In our study, a novel anode material of G/Fe2O3 composite was designed. The power density of the MFC with G/Fe2O3 was lower than that described in several studies [38, 39, 43] possibly because of our higher reactor volume and the absence of Pt as a cathodic catalyst in our study. We also noticed that the abundance of Geobacter was significantly lower than that reported in a previous work [43] because we used different inoculation sources.
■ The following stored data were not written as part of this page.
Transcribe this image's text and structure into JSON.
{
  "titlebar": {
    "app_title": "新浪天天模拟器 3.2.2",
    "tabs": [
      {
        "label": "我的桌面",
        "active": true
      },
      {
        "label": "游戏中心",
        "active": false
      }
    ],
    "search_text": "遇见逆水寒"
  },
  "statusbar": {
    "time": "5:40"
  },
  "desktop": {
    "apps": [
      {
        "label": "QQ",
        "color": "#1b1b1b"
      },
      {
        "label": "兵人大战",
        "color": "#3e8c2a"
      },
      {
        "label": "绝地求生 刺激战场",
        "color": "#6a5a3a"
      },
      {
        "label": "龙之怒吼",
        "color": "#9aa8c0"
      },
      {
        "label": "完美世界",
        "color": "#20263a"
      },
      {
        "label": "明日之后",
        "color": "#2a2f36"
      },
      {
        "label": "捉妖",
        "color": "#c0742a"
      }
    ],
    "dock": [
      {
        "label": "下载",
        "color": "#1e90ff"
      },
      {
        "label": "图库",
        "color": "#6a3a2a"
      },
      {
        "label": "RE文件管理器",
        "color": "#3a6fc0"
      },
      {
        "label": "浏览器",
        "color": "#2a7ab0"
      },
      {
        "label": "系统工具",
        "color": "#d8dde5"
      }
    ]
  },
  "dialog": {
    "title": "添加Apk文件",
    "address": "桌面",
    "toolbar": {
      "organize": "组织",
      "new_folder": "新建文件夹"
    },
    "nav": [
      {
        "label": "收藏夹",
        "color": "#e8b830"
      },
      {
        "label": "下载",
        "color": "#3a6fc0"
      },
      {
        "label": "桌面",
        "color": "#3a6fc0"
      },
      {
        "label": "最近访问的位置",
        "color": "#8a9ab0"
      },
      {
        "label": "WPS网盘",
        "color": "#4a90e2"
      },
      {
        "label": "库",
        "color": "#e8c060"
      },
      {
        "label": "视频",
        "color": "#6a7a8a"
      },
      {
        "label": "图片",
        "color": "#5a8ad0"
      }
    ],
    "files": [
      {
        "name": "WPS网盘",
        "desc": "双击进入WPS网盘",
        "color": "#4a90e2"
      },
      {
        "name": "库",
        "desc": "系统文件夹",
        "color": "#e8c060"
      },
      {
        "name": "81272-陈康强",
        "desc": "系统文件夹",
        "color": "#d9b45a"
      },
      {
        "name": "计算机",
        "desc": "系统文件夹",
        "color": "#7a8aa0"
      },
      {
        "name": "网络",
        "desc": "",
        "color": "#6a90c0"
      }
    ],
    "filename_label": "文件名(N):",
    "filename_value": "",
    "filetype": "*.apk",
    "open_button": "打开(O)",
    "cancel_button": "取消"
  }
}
However, the power density of MFC with the G/Fe2O3 was 2.59 times that of the control, which was higher than that of MFC with the soluble Fe (III) with pure culture (2.13 times [16]) or mixed culture (1.23 times [43]). This result showed that graphene-enhanced the poor conductivity of Fe2O3 in MFCs. Moreover, the electrode decorated with G/Fe2O3 could be reused through a simple one-step hydrothermal reduction, and the process of repeated addition of soluble ferric iron could be reduced to improve the MFC performance. In addition, the enhancement mechanism of the MFC with G/Fe2O3 was different from that of previously reported MFCs. In the MFC containing S. oneidensis, the release of flavin as an electron shuttle can be promoted by the addition of Fe (III) for electron transfer [16]. The addition of soluble Fe (III) to the mixed culture also increases the abundance of Geobacter on the anode biofilm, thereby improving the performance of the MFCs [43]. However, in our study, G/Fe2O3 can promote the abundance of Desulfovibrio and enhance electron transport efficiency over long distances. These effects may be due to the synergy between the excellent electronic conductivity of graphene and the good biocompatibility of ferric oxide. They are also beneficial to the enhancement of electron transfer in MFC systems.

Conclusion

In this research, we used a simple one-step hydrothermal reduction method to prepare G/Fe2O3-CF. The G/Fe2O3-CF can effectively increase the voltage and output power of the MFC and reduce the internal resistance of the entire MFC system. The Pmax of G/Fe2O3-CF was 334 ± 4 mW/m2, which was 1.72 times and 2.59 times that of G-CF and CF, respectively. The internal resistance of G/Fe2O3-CF was the lowest (320 ± 5 Ω). Illumina high-throughput sequencing results showed that microbial communities varied with different electrodes. The majority of the predominant populations on the anode biofilm were affiliated with Enterobacteriaceae, the abundance of the Desulfovibrio was enhanced in the MFC with G/Fe2O3-CF.